Rep. Ted Poe, a Texas Republican and former judge, can't help but recall 15 percent of 300 Department of Agriculture employees audited in 2003 who used Uncle Sam's credit cards to make personal purchases such as car payments and cash advances, spending $5.8 million in taxpayers' money.

And at the Pentagon, Air Force and Navy personnel were discovered in 2002 audits to have spent $73,950 at exotic dance clubs and/or for prostitutes, $102,400 for tickets to entertainment events and $48,250 on gambling, while others took ocean cruises (not on Navy ships) to the tune of $69,300 - and this was just in one recent 18-month period.
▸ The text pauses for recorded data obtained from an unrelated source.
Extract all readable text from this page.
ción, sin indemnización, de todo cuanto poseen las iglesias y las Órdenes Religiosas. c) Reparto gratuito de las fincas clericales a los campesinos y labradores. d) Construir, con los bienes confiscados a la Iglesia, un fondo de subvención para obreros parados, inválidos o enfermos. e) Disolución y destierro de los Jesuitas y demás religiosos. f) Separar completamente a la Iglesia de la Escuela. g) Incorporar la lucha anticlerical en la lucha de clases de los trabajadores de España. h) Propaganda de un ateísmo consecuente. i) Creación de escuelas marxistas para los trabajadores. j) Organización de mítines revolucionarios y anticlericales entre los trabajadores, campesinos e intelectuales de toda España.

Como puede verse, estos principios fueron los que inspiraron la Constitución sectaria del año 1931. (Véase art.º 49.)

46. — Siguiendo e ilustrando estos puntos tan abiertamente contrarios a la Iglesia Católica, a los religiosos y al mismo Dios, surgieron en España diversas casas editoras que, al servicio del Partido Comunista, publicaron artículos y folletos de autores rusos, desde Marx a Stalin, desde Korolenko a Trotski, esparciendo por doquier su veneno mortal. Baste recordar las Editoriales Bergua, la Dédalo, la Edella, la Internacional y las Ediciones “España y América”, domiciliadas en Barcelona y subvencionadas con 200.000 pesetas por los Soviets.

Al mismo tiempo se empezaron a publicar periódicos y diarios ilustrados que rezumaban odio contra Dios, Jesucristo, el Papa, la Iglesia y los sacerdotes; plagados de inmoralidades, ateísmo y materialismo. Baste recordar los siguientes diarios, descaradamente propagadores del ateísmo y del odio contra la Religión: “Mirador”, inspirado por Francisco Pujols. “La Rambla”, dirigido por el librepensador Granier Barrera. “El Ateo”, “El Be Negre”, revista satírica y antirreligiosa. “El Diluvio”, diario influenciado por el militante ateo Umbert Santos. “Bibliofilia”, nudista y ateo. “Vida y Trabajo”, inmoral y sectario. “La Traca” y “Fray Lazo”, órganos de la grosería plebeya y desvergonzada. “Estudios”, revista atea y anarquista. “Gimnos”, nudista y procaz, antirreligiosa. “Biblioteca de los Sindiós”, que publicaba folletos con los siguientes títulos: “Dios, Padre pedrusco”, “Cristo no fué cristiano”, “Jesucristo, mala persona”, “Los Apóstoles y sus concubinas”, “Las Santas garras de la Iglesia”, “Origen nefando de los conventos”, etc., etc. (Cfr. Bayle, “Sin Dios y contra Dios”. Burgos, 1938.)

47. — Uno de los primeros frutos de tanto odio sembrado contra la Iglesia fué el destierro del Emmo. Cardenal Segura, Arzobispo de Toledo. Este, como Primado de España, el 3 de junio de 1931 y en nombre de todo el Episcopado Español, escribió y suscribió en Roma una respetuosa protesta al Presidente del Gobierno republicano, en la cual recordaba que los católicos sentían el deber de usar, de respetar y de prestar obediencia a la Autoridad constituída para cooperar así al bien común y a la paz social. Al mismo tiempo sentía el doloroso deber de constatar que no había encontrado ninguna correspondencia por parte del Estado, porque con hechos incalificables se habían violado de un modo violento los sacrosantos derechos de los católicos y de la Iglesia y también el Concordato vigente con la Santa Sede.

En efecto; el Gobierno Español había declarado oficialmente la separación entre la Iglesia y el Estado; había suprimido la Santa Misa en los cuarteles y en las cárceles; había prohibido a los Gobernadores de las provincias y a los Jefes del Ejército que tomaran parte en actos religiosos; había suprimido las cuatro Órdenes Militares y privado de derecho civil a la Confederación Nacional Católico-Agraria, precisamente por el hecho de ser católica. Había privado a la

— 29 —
"If these examples were perpetrated with relatively low credit limits, imagine the fraud, waste and abuse that will take place now that the credit limit has increased 16 times its original limit," says Poe, who is introducing legislation to require that every government credit-card bill be posted on a specific agency's inspector general's Web site within 15 business days of the transaction.

Furthermore, he wants any federal employee caught abusing government credit cards to either be fired on the spot, forced to pay the bill or return the items.